Using Multigrain Crystallography to Explore the Microstructural Evolution of the α-Olivine to γ-Ringwoodite Transformation and ε-Mg2SiO4 at High Pressure and Temperature

The introduction of multigrain crystallography (MGC) applied in a laser-heated diamond anvil cell (LH-DAC) using synchrotron X-rays has provided a new path to investigate the microstructural evolution of materials at extreme conditions, allowing for simultaneous investigations of phase identification, strain state determination, and orientation relations across phase transitions in a single experiment. Here, we applied this method to a sample of San Carlos olivine beginning at ambient conditions and through the alpha-olivine -> gamma-ringwoodite phase transition. At ambient temperatures, by measuring the evolution of individual Bragg reflections, olivine shows profuse angular streaking consistent with the onset of yielding at a measured stress of similar to 1.5 GPa, considerably lower than previously reported, which may have implications for mantle evolution.
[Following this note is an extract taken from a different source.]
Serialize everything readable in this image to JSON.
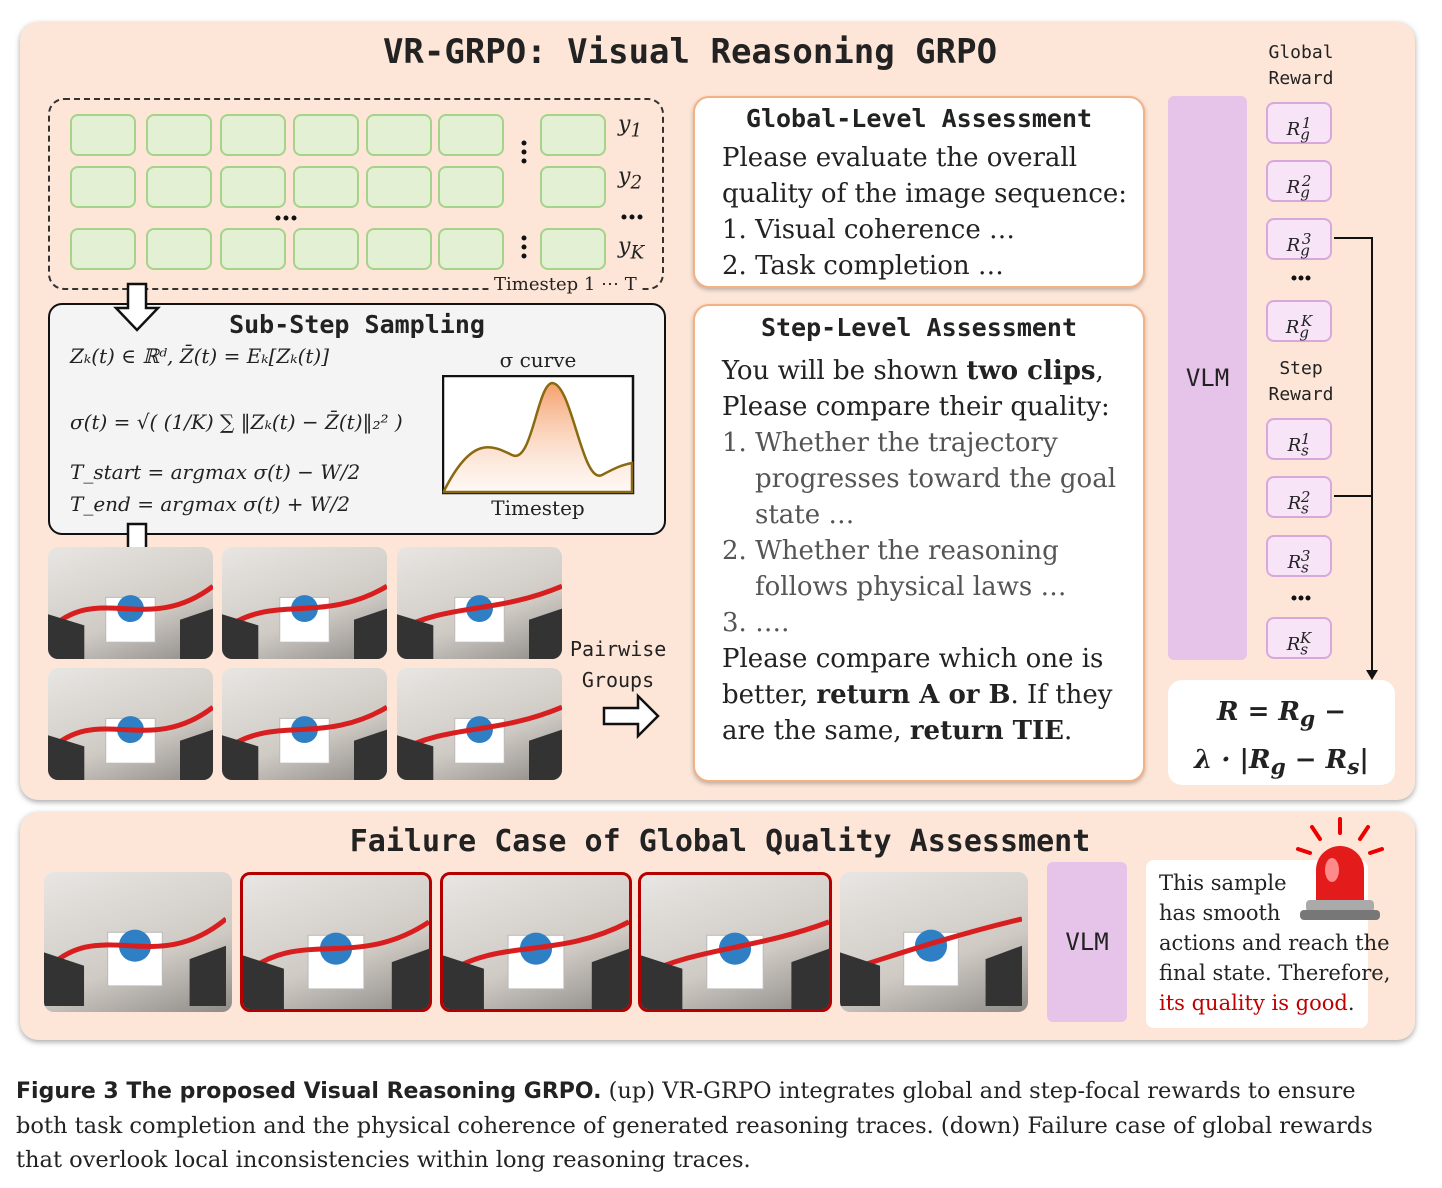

Furthermore, gamma-ringwoodite phase was found to nucleate as micron to sub-micron grains imbedded with small amounts of a secondary phase at 15 GPa and 1000 degrees C. Using MGC, we were able to extract and refine individual crystallites of the secondary unknown phase where it was found to have a structure consistent with the epsilon-phase previously described in chondritic meteorites.